L’agriculture n’est pas l’unique responsable
La replantation de haies, d’arbres, une moindre présence de terres nues et une utilisation diminuée de pesticides sont donc autant de solutions possibles pour palier le déclin des populations d’oiseaux dans les milieux agricoles. Ces pratiques couteuses pour les exploitations agricoles, sont régulièrement encouragées financièrement par des Mesures Agro-environnementales. Mais l’agriculture n’est pas l’unique responsable. Les observations du Muséum d’Histoire Naturelle montrent un déclin des populations d’oiseaux également en milieux urbains et forestiers, pour lesquels les activités agricoles sont difficilement accusables. Les changements climatiques sont ainsi responsables de modifications comportementales des oiseaux. Des reproductions plus précoces pour s’adapter aux cycles avancés des insectes sont par exemple observées chez des mésanges bleues de la côte méditerranéenne.
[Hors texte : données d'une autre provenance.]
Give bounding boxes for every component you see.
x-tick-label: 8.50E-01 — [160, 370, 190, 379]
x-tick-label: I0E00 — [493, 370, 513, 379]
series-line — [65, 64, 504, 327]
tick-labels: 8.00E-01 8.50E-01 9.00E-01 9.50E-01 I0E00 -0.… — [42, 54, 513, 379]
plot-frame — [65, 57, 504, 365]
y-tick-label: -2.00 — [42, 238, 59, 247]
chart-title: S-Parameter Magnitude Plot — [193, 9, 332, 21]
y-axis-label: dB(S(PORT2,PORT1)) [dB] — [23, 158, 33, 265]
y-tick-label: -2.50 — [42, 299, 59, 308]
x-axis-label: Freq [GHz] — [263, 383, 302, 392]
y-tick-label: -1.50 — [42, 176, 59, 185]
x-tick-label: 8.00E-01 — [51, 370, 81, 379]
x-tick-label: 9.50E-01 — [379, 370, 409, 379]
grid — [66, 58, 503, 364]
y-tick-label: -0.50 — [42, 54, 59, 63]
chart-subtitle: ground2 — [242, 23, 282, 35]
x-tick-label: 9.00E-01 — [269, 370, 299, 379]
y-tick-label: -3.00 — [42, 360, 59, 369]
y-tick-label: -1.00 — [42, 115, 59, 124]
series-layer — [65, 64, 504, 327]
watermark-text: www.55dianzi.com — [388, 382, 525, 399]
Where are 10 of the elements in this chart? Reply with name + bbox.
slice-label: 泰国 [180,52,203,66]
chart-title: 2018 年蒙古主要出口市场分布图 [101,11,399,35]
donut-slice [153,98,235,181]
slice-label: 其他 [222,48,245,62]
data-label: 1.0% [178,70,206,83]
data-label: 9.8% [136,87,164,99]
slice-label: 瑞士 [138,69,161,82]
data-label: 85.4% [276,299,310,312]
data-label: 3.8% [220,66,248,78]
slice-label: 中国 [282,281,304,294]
Cependant les taux de réussite de nidification chutent, probablement en raison de la moindre abondance de nourriture à ces périodes pour les oisillons nés précocement. Sont également pointés du doigt, les changements de la faune planctonique dans les océans ou bien l’introduction d’espèces nouvelles, en particulier dans les îles. Une des causes de l’extinction avérée du dodo, outre la prédation humaine, est l’introduction d’animaux non présents initialement sur l’Ile Maurice, en particulier les chiens, rats, porcs et chats. Les chats sont d’ailleurs en France responsables de la mort de 110 millions d’oiseaux chaque année, et le phénomène semble mondial. La préservation des oiseaux est donc l’affaire de tous et de toutes. Lutte contre les ravageurs, pollinisation : une chose est sûre, en agriculture, les services écologiques et agronomiques que les oiseaux sont capables de rendre sont plus que conciliables avec l’agroécologie souhaitée par la société et les pouvoirs publics.